Après quoi, la glorification de Balzac, pour des raisons analogues et par les mêmes gens, pouvait-elle ne pas être injurieuse ? Car — et à peine est-il utile d’insister — ce n’est point l’épopée parisienne du Père Goriot où Balzac atteint Shakespeare, point l’analyse de ce Grandet où il dépasse Molière de beaucoup, qu’on a eu la prétention de célébrer ; ni l’éloquence de ses Vautrin, ni l’esprit de ses Bixiou ; ni cette formidable question d’argent à laquelle, le premier, il a donné dans l’art la place qu’elle tient dans la vie ; ni l’esprit scientifique dont, immédiatement après Stendhal, il a galvanisé la littérature ; enfin, nulle de ses trouvailles d’oseur, nul de ses génies de grand homme. Car, ce qu’on a voulu glorifier en lui, comme en Dumas et après, c’est, uniquement, les quatre-vingts volumes édités chez Michel Lévy. Comme si c’était à leur poids de papier que se pèse la valeur des œuvres !

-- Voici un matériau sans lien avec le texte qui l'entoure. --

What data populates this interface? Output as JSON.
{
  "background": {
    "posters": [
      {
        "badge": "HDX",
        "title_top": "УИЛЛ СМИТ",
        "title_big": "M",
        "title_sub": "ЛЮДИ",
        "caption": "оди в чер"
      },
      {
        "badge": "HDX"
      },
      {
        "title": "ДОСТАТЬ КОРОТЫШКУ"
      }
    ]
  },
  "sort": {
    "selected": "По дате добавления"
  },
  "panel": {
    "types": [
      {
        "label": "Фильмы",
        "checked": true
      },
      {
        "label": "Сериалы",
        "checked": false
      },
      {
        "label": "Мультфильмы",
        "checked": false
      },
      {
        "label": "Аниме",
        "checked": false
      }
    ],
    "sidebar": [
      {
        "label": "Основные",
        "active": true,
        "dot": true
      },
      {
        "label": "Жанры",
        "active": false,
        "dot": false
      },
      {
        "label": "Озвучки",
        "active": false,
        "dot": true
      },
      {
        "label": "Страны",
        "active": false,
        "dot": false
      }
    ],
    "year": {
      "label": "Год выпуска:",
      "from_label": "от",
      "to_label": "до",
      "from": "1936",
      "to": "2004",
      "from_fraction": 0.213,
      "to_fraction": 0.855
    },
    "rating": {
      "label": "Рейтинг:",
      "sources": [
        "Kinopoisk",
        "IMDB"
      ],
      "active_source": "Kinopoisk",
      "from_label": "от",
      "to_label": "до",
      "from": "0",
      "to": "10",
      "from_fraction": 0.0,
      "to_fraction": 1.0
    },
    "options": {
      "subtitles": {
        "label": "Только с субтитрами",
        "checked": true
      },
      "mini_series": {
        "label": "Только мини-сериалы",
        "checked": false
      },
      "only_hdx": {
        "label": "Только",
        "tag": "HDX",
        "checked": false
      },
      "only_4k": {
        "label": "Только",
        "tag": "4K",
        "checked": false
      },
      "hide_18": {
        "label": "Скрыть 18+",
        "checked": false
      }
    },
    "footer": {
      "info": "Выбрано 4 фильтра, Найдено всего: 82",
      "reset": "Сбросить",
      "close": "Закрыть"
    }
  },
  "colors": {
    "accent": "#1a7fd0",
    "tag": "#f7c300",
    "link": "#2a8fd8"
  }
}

Et qu’on ne nous accuse ni de fantaisie ni d’exagération. Et qu’on relise l’étrange lettre-circulaire de M. Emmanuel Gonzalès, qui, parce que commissaire de la Société des gens de lettres, a cru pouvoir s’adjuger les charges d’un connétable de la littérature. Et qu’on réfléchisse sur le parallèle tenté entre l’aimable conteur des Trois Mousquetaires et le prodigieux créateur de la Comédie humaine. Et quelqu’un n’a-t-il pas encore conseillé de placer leurs statues face à face ? Et ne peut-on s’attendre à la proposition de garnir les angles restés vides de la place Malesherbes d’autres gloires de librairie ? Et alors ne frémit-on pas des compagnonnages possibles, disons le mot, des promiscuités déshonnêtes ? Et que réconfortant sera le spectacle du génie jouant aux quatre coins avec l’imbécillité !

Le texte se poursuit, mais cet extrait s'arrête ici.